Auch wenn diese Geschichte sehr eindrücklich zeigt, unter welchen schwierigen Voraussetzungen Frauen in den östlichen Ländern, aber auch weltweit, aufwachsen, leben und mit welchen Problemen sie alltäglich zu kämpfen haben, hat dieser Roman nur sehr wenig in mir ausgelöst. Gerade die ersten Abschnitte über die Kindheit der Mädchen in Korea, die Bevorzugung der Brüder und dieser Druck, der auf den Frauen lastet, einen Sohn zur Welt zu bringen, fand ich noch sehr erstaunlich und bedrückend. Auch wenn es, sofern man sich schon Mal mit dem östlichen Raum und den ärmeren Großfamilien dort beschäftigt hat, nichts Neues ist, so haben die Bilder in dieser komprimierten Form eine gewisse Wucht. Im weiteren Verlauf werden die Geschehnisse und Ansichten weltlicher. Die Benachteiligung im Job, die Gedanken, die die Geburt eines Kindes mit sich bringen oder die herablassenden Bemerkungen und Absichten des männlichen Geschlechts, Sexismus sind auch hierzulande keine Seltenheit. Leider habe ich gerade in diesen Abschnitten das Interesse an der Geschichte etwas verloren - Vielleicht weil der Roman nicht mitreißend genug ist, die berichtende Erzählweise generell recht unemotional, kühl und distanziert daherkommt, sodass ich überhaupt keine Nähe zur Protagonistin aufbauen konnte, oder weil es dann eben doch 'nur diese Standardprobleme' sind.

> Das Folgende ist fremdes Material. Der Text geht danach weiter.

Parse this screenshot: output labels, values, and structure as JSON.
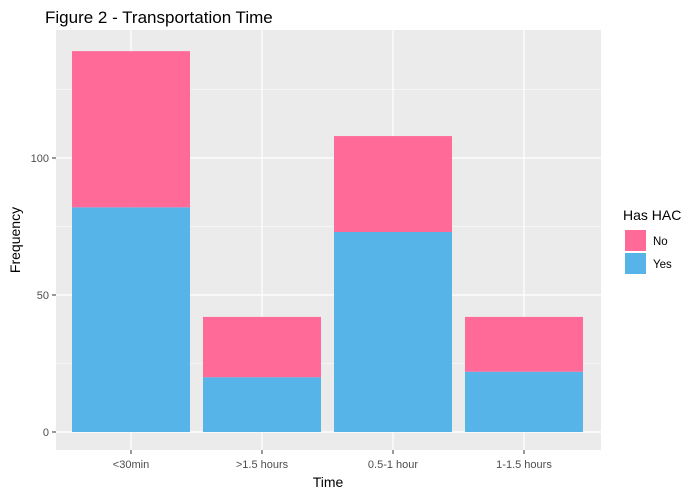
{
  "chart_data": {
    "type": "bar",
    "stacked": true,
    "title": "Figure 2 - Transportation Time",
    "xlabel": "Time",
    "ylabel": "Frequency",
    "categories": [
      "<30min",
      ">1.5 hours",
      "0.5-1 hour",
      "1-1.5 hours"
    ],
    "series": [
      {
        "name": "Yes",
        "values": [
          82,
          20,
          73,
          22
        ],
        "color": "#56B4E9"
      },
      {
        "name": "No",
        "values": [
          57,
          22,
          35,
          20
        ],
        "color": "#FF6A99"
      }
    ],
    "legend": {
      "title": "Has HAC",
      "order": [
        "No",
        "Yes"
      ],
      "position": "right"
    },
    "ylim": [
      0,
      147
    ],
    "yticks": [
      0,
      50,
      100
    ],
    "yticks_minor": [
      25,
      75,
      125
    ],
    "grid": true,
    "panel_background": "#EBEBEB",
    "gridline_color": "#FFFFFF"
  }
}
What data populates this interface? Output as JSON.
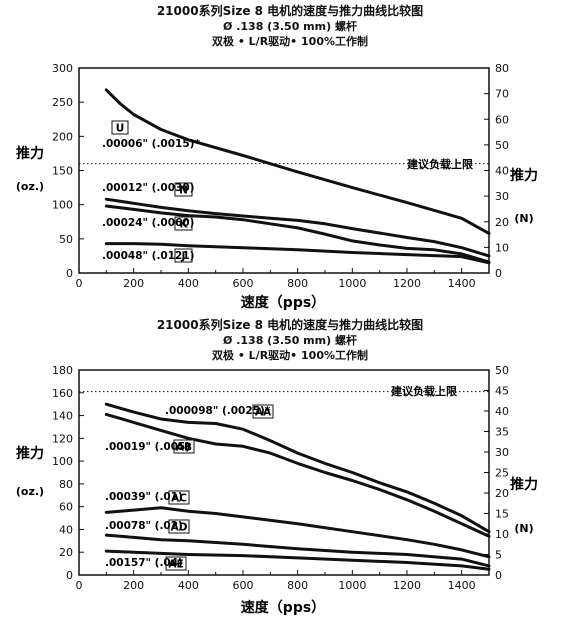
{
  "charts": [
    {
      "header": {
        "line1": "21000系列Size 8 电机的速度与推力曲线比较图",
        "line2": "Ø .138 (3.50 mm) 螺杆",
        "line3": "双极 • L/R驱动• 100%工作制"
      },
      "ylabel_left": "推力",
      "ylabel_left_unit": "(oz.)",
      "ylabel_right": "推力",
      "ylabel_right_unit": "(N)",
      "xlabel": "速度（pps）",
      "limit_label": "建议负载上限",
      "annotations": [
        {
          "text": ".00006\" (.0015)*",
          "box": "U"
        },
        {
          "text": ".00012\" (.0030)",
          "box": "N"
        },
        {
          "text": ".00024\" (.0060)",
          "box": "K"
        },
        {
          "text": ".00048\" (.0121)",
          "box": "J"
        }
      ]
    },
    {
      "header": {
        "line1": "21000系列Size 8 电机的速度与推力曲线比较图",
        "line2": "Ø .138 (3.50 mm) 螺杆",
        "line3": "双极 • L/R驱动• 100%工作制"
      },
      "ylabel_left": "推力",
      "ylabel_left_unit": "(oz.)",
      "ylabel_right": "推力",
      "ylabel_right_unit": "(N)",
      "xlabel": "速度（pps）",
      "limit_label": "建议负载上限",
      "annotations": [
        {
          "text": ".000098\" (.0025)*",
          "box": "AA"
        },
        {
          "text": ".00019\" (.005)",
          "box": "AB"
        },
        {
          "text": ".00039\" (.01)",
          "box": "AC"
        },
        {
          "text": ".00078\" (.02)",
          "box": "AD"
        },
        {
          "text": ".00157\" (.04)",
          "box": "AE"
        }
      ]
    }
  ],
  "chart_data": [
    {
      "type": "line",
      "xlim": [
        0,
        1500
      ],
      "ylim_left": [
        0,
        300
      ],
      "ylim_right": [
        0,
        80
      ],
      "limit_value": 160,
      "x_ticks": [
        0,
        200,
        400,
        600,
        800,
        1000,
        1200,
        1400
      ],
      "y_ticks_left": [
        0,
        50,
        100,
        150,
        200,
        250,
        300
      ],
      "y_ticks_right": [
        0,
        10,
        20,
        30,
        40,
        50,
        60,
        70,
        80
      ],
      "series": [
        {
          "name": "U",
          "x": [
            100,
            150,
            200,
            300,
            400,
            600,
            800,
            1000,
            1200,
            1400,
            1500
          ],
          "y": [
            268,
            248,
            232,
            210,
            195,
            172,
            148,
            125,
            103,
            80,
            58
          ]
        },
        {
          "name": "N",
          "x": [
            100,
            200,
            300,
            400,
            500,
            700,
            800,
            900,
            1000,
            1200,
            1300,
            1400,
            1500
          ],
          "y": [
            108,
            102,
            96,
            91,
            87,
            80,
            77,
            72,
            65,
            52,
            46,
            37,
            25
          ]
        },
        {
          "name": "K",
          "x": [
            100,
            200,
            300,
            400,
            500,
            600,
            700,
            800,
            900,
            1000,
            1100,
            1200,
            1300,
            1400,
            1500
          ],
          "y": [
            98,
            93,
            88,
            84,
            82,
            78,
            72,
            66,
            57,
            47,
            41,
            36,
            34,
            28,
            16
          ]
        },
        {
          "name": "J",
          "x": [
            100,
            200,
            300,
            400,
            600,
            800,
            1000,
            1200,
            1400,
            1500
          ],
          "y": [
            43,
            43,
            42,
            40,
            37,
            34,
            30,
            27,
            24,
            15
          ]
        }
      ]
    },
    {
      "type": "line",
      "xlim": [
        0,
        1500
      ],
      "ylim_left": [
        0,
        180
      ],
      "ylim_right": [
        0,
        50
      ],
      "limit_value": 161,
      "x_ticks": [
        0,
        200,
        400,
        600,
        800,
        1000,
        1200,
        1400
      ],
      "y_ticks_left": [
        0,
        20,
        40,
        60,
        80,
        100,
        120,
        140,
        160,
        180
      ],
      "y_ticks_right": [
        0,
        5,
        10,
        15,
        20,
        25,
        30,
        35,
        40,
        45,
        50
      ],
      "series": [
        {
          "name": "AA",
          "x": [
            100,
            200,
            300,
            400,
            500,
            600,
            700,
            800,
            900,
            1000,
            1100,
            1200,
            1300,
            1400,
            1500
          ],
          "y": [
            150,
            143,
            137,
            134,
            133,
            128,
            118,
            107,
            98,
            90,
            81,
            73,
            63,
            52,
            38
          ]
        },
        {
          "name": "AB",
          "x": [
            100,
            200,
            300,
            400,
            500,
            600,
            700,
            800,
            900,
            1000,
            1100,
            1200,
            1300,
            1400,
            1500
          ],
          "y": [
            141,
            134,
            127,
            120,
            115,
            113,
            107,
            98,
            90,
            83,
            75,
            66,
            56,
            45,
            34
          ]
        },
        {
          "name": "AC",
          "x": [
            100,
            200,
            300,
            400,
            500,
            600,
            800,
            1000,
            1200,
            1300,
            1400,
            1500
          ],
          "y": [
            55,
            57,
            59,
            56,
            54,
            51,
            45,
            38,
            31,
            27,
            22,
            16
          ]
        },
        {
          "name": "AD",
          "x": [
            100,
            200,
            300,
            400,
            600,
            800,
            1000,
            1200,
            1400,
            1500
          ],
          "y": [
            35,
            33,
            31,
            30,
            27,
            23,
            20,
            18,
            14,
            8
          ]
        },
        {
          "name": "AE",
          "x": [
            100,
            200,
            300,
            400,
            600,
            800,
            1000,
            1200,
            1400,
            1500
          ],
          "y": [
            21,
            20,
            19,
            18,
            17,
            15,
            13,
            11,
            8,
            5
          ]
        }
      ]
    }
  ]
}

Und eigentlich ist es dann schon wieder erschreckend, dass man selbst durch die andauernden Berichterstattungen und Diskussionen, ohne dass endlich mal eine Verbesserung der Situation und eine Gleichstellung erreicht wird, die geschilderten Ereignisse schon mehr als alltäglich wahrnimmt und irgendwie, da man selbst davon weniger betroffen ist, teils auch ermüdet. Aber es fehlt mir in diesem Roman auch einfach die Perspektive, eine starke Frauenfigur, die sich gegen das vorherrschende System stellt und die Erwartungshaltung der männlichen Figuren durchbricht. Kim Jiyoungs Mutter versucht zwar zaghaft ihren beiden Töchtern auch etwas Geld zur Seite zu legen und ihnen ihr Studium bzw. ein anständiges Leben zu ermöglichen und ihre Schwester bringt zumindest hier und da auch andere Vorstellungen mit ein, aber sonst? Kim Jiyoung beugt sich ständig, hält sich zurück, leidet und bleibt von Anfang bis zum Ende hin eine Betroffene.

"Hat ein Gesetz oder ein System Einfluss auf die Wertvorstellungen eines Menschen? Oder richten sich die Gesetze und Institutionen nach den Werten der Menschen?" sind zwei der wenigen Fragen, die ich für mich am Ende aus diesem Buch mitnehme. Irgendwie hätte ich mir mehr Lösungsansätze gewünscht. In meinen Augen sollten Romane per se viel mehr Vorbilder liefern, zeigen, dass es anders geht und die Frau eben nicht ständig zum Opfer degradieren. Und gerade mit dem letzten Absatz, in dem es dann auch nochmal heißt "Selbst die fähigste Mitarbeiterin kann der Praxis in vielerlei Hinsicht zur Last fallen, wenn sie das Problem der Kinderbetreuung nicht zufriedenstellend lösen kann. Ich werde also darauf achten müssen, eine unverheiratete Frau einzustellen." nimmt der Psychiater bzw. die Autorin noch einmal jegliche Perspektive und schubst ihre Protagonistin zurück in dieses elende Patriarchat. Und das soll es dann gewesen sein? Für Korea mag bereits das ein sehr krasses Buch sein und Cho Nam-Joo endlich mal eine Autorin, die die vorherrschenden Probleme und den Frust, die Wut, die Aufgabe und Unterordnung der Frau öffentlich anspricht, aber für unsere Breiten? Ich weiß nicht, aber unter einen "klugen und wichtigen" Weltbestseller hatte ich mir dann einfach viel mehr und vor allem wesentlich wegweisendere Bilder vorgestellt.